Claiming Connotations

I was chasing links a few days ago and ran into Disputing Definitions from the sequences (again), and was thinking about the idea of having definition-argument participants expand their definition of a word to dissolve the dispute. And I thought, I’ve tried it a couple of times, and I don’t think it has ever actually worked.

I think something else is going on here: People arguing about the “true” definition of a word are trying to lay social claim to its connotations by dictating its denotation.

Consider an atheist gay-rights supporter and a Christian gay-rights opponent. The former says “homosexuality is not immoral” the latter says “homosexuality is immoral.”

Expand on “immoral.” Perhaps the atheist considers an act immoral if it harms someone else without their consent, while the Christian considers an act immoral if it goes against the teachings of the Bible.

The expanded forms look like:

A: “Homosexuality does not harm anyone without their consent.
B: “Homosexuality goes against the teachings of the Bible.
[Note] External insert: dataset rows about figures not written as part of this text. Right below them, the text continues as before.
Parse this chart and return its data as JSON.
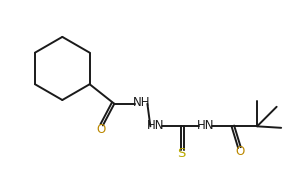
{
  "bg_color": "#ffffff",
  "bond_color": "#1a1a1a",
  "O_color": "#bb8800",
  "S_color": "#bbaa00",
  "font_size": 8.5,
  "line_width": 1.4,
  "fig_width": 3.02,
  "fig_height": 1.85,
  "dpi": 100,
  "xlim": [
    0,
    10
  ],
  "ylim": [
    0,
    6.1
  ]
}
The atheist is unlikely to disagree with B; Leviticus 18:22 is pretty straightforward. He won’t *care* that homosexuality is against biblical teachings, but he won’t disagree that it does. The Christian may disagree with A, but assume for the sake of argument that he doesn’t.

It would seem the factual disagreement has been dissolved; they aren’t actually contradicting each other, they are making *entirely orthogonal statements.*

Present the above analysis to both sides, though, and I suspect that instead of acknowledging the dissolution, they would fall to arguing over the *correct* definition of the *label* “immoral.” Even after the expansion is presented. This has happened to me a couple of times.

Question: If they’re not arguing about the biblical status or harm status of homosexuality, and they acknowledge that they mean entirely different things by the label “immoral,” what are they actually contesting when they argue the proper denotation of that label?

This seems to me to be the reversed version of sneaking in connotations. For that someone applies a word to a case for which it is denotationally true but connotation-ally questionable, as when referring to Martin Luther King, Jr as a criminal.

Arging over definitions, though, strikes me as trying to *lay claim* to connotations rather than sneak them in. If you can dictate the denotation of a commonly-used but disputed word, then you succeed in applying its connotations to all cases that match that denotation. “Homosexuality is a larommi act” does not have the same impact as “Homosexuality is an immoral act,” even if the two words are given the same literal definition.